If the only options are vanilla and sherbet, how do I express my preference for chocolate? Voters don't get to vote on policies, they only get to vote on individual politicians, on one day every 2 to 4 years. It's not much of choice, very hard to express your individual policy preferences that way. A politician is a collection of a number of different policy positions, although the connection between what the politician says and what the politician does is tenuous at best. In general, politicians of both parties are held in very low esteem by voters. Voters often plug their noses and reluctantly choose the lesser of evils, rarely getting exactly what they want.

I didn't say that campaign finance reform is a higher priority to voters than "bread and butter" issues. All I'm saying is that it's very widely favored among voters, and very widely disfavored among wealthy campaign donors, because of course the latter greatly benefit from the system of legalized bribery. The only reason not to pass campaign finance reform is if you benefit from this system of bribery.

What are the "revealed preferences" of people who don't vote? How can you tell whether (1) they don't care, (2) they feel powerless and disillusioned by politics, or (3) some other reason. That's actually not revealed in the mere (in)action.

> Now that I think about it, I can’t recall the evidence for climate change being bad.

Please don't pretend that consequences of climate change aren't a matter of great public controversy, with literally millions of people claiming it's not a problem or no big deal. Maybe you and I accept what most scientists say, but not everyone does. And it's taken decades of scientists trying to hammer their points home to have a significant effect on the non-scientific public.
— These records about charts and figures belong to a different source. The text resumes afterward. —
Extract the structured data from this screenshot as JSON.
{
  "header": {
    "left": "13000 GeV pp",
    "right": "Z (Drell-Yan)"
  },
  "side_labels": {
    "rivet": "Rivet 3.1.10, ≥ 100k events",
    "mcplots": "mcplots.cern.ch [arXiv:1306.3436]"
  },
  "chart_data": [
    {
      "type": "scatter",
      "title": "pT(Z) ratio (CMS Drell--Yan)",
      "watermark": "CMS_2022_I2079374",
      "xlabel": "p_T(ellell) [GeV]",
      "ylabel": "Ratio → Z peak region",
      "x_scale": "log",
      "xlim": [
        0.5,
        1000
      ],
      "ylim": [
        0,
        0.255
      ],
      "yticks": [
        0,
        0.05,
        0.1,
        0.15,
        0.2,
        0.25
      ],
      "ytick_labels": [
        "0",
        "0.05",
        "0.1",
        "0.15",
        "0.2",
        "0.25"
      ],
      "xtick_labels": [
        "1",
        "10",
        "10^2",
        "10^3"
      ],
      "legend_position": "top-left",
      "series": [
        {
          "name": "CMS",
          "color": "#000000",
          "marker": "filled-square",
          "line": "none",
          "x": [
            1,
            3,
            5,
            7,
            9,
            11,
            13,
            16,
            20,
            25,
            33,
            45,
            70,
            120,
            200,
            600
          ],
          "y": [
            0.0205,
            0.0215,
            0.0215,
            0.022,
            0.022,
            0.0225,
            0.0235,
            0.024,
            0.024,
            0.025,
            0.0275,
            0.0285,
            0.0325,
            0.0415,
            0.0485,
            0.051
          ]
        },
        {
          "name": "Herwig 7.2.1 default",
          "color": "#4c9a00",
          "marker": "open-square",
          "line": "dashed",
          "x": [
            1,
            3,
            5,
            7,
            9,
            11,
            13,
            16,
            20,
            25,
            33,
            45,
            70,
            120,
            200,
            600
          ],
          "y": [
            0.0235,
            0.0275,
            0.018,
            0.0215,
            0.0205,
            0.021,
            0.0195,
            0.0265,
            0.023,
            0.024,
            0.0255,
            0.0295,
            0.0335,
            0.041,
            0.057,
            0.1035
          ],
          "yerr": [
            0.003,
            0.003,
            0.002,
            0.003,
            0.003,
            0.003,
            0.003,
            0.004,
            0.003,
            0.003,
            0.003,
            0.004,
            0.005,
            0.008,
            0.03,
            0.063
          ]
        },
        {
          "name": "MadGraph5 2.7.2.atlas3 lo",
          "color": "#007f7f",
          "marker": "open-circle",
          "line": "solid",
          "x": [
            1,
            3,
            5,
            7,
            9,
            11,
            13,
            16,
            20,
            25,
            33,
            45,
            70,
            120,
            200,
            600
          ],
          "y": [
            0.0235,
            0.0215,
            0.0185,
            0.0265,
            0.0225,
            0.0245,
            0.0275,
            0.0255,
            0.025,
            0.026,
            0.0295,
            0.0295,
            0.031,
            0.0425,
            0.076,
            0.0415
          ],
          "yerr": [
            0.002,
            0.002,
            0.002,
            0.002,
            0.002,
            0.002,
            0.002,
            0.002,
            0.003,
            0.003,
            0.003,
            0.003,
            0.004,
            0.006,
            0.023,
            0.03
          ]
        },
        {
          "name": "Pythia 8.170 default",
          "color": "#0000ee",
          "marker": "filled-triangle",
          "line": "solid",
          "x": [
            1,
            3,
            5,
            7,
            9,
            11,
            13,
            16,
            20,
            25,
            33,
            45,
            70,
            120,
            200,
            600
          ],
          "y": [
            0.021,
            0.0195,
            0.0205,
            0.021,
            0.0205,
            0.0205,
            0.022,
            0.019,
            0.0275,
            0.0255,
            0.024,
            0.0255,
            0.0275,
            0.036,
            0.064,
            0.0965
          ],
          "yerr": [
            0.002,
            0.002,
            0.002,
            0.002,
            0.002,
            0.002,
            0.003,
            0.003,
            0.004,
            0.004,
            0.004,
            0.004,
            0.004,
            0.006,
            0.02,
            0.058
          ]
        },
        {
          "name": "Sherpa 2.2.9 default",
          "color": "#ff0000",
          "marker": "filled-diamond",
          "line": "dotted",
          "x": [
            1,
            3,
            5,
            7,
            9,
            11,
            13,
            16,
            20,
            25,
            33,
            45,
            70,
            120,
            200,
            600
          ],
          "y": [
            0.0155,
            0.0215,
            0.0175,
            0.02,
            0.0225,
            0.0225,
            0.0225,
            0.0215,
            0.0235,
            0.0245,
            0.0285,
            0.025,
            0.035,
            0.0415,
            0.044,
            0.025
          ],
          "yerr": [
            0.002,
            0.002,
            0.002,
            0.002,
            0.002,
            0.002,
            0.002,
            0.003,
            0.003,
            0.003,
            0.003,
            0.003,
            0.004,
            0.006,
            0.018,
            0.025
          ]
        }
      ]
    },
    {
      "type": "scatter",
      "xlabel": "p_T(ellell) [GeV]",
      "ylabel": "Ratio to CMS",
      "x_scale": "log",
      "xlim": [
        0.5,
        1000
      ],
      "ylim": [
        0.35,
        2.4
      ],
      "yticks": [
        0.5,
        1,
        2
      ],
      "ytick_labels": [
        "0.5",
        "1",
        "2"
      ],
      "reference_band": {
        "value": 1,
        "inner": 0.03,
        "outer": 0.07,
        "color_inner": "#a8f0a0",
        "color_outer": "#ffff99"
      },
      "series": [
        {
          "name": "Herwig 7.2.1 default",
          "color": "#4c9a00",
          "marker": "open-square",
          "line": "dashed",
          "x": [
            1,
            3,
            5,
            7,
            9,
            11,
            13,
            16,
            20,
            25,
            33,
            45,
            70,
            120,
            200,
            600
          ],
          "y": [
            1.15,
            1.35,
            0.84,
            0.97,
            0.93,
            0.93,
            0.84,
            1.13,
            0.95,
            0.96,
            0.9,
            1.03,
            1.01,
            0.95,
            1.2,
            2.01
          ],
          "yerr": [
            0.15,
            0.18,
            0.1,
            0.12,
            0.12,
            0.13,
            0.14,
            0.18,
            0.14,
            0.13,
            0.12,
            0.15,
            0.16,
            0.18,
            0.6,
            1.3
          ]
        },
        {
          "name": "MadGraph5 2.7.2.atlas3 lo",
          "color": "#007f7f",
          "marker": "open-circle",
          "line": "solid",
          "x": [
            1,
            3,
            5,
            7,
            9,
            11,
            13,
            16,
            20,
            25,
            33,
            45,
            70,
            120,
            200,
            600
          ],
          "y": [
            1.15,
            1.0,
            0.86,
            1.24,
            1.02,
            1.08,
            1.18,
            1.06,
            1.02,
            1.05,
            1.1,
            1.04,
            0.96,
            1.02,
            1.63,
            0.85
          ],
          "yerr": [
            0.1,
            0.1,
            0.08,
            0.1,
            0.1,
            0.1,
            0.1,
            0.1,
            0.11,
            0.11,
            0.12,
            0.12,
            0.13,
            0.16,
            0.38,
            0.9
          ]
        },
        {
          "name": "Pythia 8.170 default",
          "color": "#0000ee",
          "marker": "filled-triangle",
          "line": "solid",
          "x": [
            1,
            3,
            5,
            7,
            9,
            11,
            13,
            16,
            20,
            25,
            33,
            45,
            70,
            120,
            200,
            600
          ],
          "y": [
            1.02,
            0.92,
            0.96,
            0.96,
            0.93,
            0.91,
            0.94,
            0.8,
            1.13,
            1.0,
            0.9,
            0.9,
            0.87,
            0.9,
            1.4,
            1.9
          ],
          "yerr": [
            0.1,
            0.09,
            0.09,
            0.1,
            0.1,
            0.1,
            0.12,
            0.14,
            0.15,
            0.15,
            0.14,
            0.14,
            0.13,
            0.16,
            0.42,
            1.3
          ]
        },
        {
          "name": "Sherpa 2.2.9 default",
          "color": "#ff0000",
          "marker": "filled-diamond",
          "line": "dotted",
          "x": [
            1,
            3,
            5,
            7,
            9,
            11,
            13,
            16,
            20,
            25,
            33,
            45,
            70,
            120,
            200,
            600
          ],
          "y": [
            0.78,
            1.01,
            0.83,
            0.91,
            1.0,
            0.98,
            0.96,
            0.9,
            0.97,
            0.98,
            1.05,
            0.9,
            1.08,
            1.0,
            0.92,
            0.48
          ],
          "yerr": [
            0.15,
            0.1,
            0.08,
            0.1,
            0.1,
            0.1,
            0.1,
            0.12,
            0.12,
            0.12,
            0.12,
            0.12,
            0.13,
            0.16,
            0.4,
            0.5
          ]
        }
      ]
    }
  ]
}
It's always difficult to try to peer into the future and evaluate possible consequences of current actions.

> This was my point in mentioning the prices of health care, education, and housing...

I'll ignore the rest of what you're saying to that because that sentence by me was intended to concede the point. No need to argue.

> In general, politicians of both parties are held in very low esteem by voters. Voters often plug their noses and reluctantly choose the lesser of evils, rarely getting exactly what they want.

Ah! This I have evidence against. Senators have high approval ratings! https://morningconsult.com/senator-rankings/

As for the rest, inaction is action to not act. Keine Antwort ist auch eine Antwort. Everyone is free to believe they want and be powerless or whatever, but I don't have to believe that they're innocent for inaction.

Besides, it's okay, I have a risk-free path to moral outcomes now. All I have to do is avoid finding out about moral situations and I am automatically doing the right thing. Hear screams? Airpods in. It could have been screams of laughter and now that I am unable to find out more, I am automatically moral.